Ação do governo sobre perfis em redes sociais é ‘inusitada’, dizem juristas
A ação do governo para que o STF suspenda o bloqueio das contas de bolsonaristas em redes sociais foi visto com certo constrangimento pela comunidade jurídica. O pedido, protocolado hoje, não tem a ver com o governo, com a União ou com políticas públicas federais. E não tem objeto definido. É um discurso, disseram diversos juristas ouvidos por O Antagonista...
A ação do governo para que o STF suspenda o bloqueio das contas de bolsonaristas em redes sociais foi visto com certo constrangimento pela comunidade jurídica. O pedido, protocolado hoje, não tem a ver com o governo, com a União ou com políticas públicas federais. E não tem objeto definido. É um discurso, disseram diversos juristas ouvidos por O Antagonista.

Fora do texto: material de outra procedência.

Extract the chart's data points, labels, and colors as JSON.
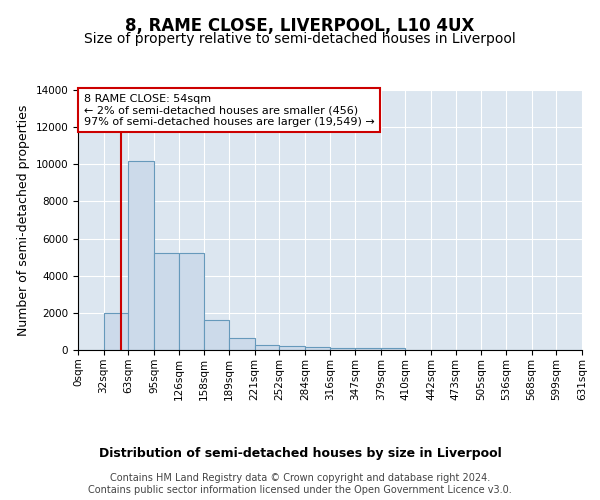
{
  "title": "8, RAME CLOSE, LIVERPOOL, L10 4UX",
  "subtitle": "Size of property relative to semi-detached houses in Liverpool",
  "xlabel": "Distribution of semi-detached houses by size in Liverpool",
  "ylabel": "Number of semi-detached properties",
  "property_size": 54,
  "bin_edges": [
    0,
    32,
    63,
    95,
    126,
    158,
    189,
    221,
    252,
    284,
    316,
    347,
    379,
    410,
    442,
    473,
    505,
    536,
    568,
    599,
    631
  ],
  "bin_labels": [
    "0sqm",
    "32sqm",
    "63sqm",
    "95sqm",
    "126sqm",
    "158sqm",
    "189sqm",
    "221sqm",
    "252sqm",
    "284sqm",
    "316sqm",
    "347sqm",
    "379sqm",
    "410sqm",
    "442sqm",
    "473sqm",
    "505sqm",
    "536sqm",
    "568sqm",
    "599sqm",
    "631sqm"
  ],
  "bar_heights": [
    0,
    2000,
    10200,
    5200,
    5200,
    1600,
    650,
    270,
    200,
    150,
    100,
    100,
    100,
    0,
    0,
    0,
    0,
    0,
    0,
    0
  ],
  "bar_color": "#ccdaea",
  "bar_edgecolor": "#6699bb",
  "redline_x": 54,
  "annotation_text": "8 RAME CLOSE: 54sqm\n← 2% of semi-detached houses are smaller (456)\n97% of semi-detached houses are larger (19,549) →",
  "annotation_box_color": "#ffffff",
  "annotation_box_edgecolor": "#cc0000",
  "redline_color": "#cc0000",
  "ylim": [
    0,
    14000
  ],
  "yticks": [
    0,
    2000,
    4000,
    6000,
    8000,
    10000,
    12000,
    14000
  ],
  "plot_bg_color": "#dce6f0",
  "fig_bg_color": "#ffffff",
  "footer_text": "Contains HM Land Registry data © Crown copyright and database right 2024.\nContains public sector information licensed under the Open Government Licence v3.0.",
  "title_fontsize": 12,
  "subtitle_fontsize": 10,
  "axis_label_fontsize": 9,
  "tick_fontsize": 7.5,
  "annotation_fontsize": 8,
  "footer_fontsize": 7
}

“Parece que jogaram para a torcida”, comentou um ministro do STF. “Isso é uma ação? Contra o quê? A petição do governo não aponta nada, só defende a liberdade de expressão”, disse um ex-advogado-geral da União.
A ação pede que o Supremo dê “interpretação conforme a Constituição” a trechos do Código de Processo Penal e do Marco Civil da Internet para proibir decisões judiciais de suspender contas em redes sociais porque elas violariam a liberdade de expressão dos atingidos.
“É inusitado”, comentou um jurista. Normalmente, o governo procura o Supremo para garantir suas competências, ou para defender uma política pública de seu interesse.
Pelo menos foi assim com as 13 ações diretas de inconstitucionalidade enviadas ao STF por presidentes da República desde 2000 (quando o STF passou a computá-las).
A ação de Bolsonaro sobre as redes sociais é a 14ª dessa lista. Mas é a primeira que não se refere ao interesse público, segundo a análise de um ex-AGU. “Eventual direito coletivo ou genérico não justifica a ação do presidente da República. E mover uma ação para defender interesses privados denota desvio de finalidade”, disse outro jurista.
No pedido ao STF, o governo reclama de “decisões judiciais” que violariam os direitos constitucionais de usuários de redes sociais. Mas não aponta que decisões seriam essas. “Arrisco dizer que ação sequer pode ser conhecida, porque para alegar conflito de decisões com a Constituição, precisa apontar o conflito de maneira concreta”, comentou o ex-AGU.
“Sabemos do que se trata pelo contexto político, o que deixa claro que isso não é assunto para o Supremo”, diz um advogado. É que o pedido do governo é uma ação direta de inconstitucionalidade, cuja função é discutir a interpretação constitucional de uma lei. E não recorrer de outras decisões judiciais. “Se o governo não concorda com alguma decisão, que recorra no próprio processo”, disse um advogado.
O “contexto político” é uma decisão do ministro Alexandre de Moraes que suspendeu perfis de investigados no inquérito das fake news no Twitter e no Facebook. A decisão havia sido tomada no fim de maio, mas só foi cumprida na sexta, depois que Alexandre ameaçou as empresas de multa.
Na ação, anunciada no fim de semana, mas ajuizada hoje no STF, o governo disse que as decisões são censura, porque proíbem manifestações futuras dos bolsonaristas atingidos.
“O bloqueio ou a suspensão de perfil em rede social priva o cidadão de que sua opinião possa chegar ao grande público, ecoando sua voz de modo abrangente. Nos dias atuais, na prática, é como privar o cidadão de falar”, diz a ação.
As decisões do ministro, entretanto, não são citadas na petição.
“Já pensou se a moda pega? O Supremo vai virar o tribunal da interpretação conforme, como se fosse um órgão de consulta”, brincou um advogado que já assessorou ministros.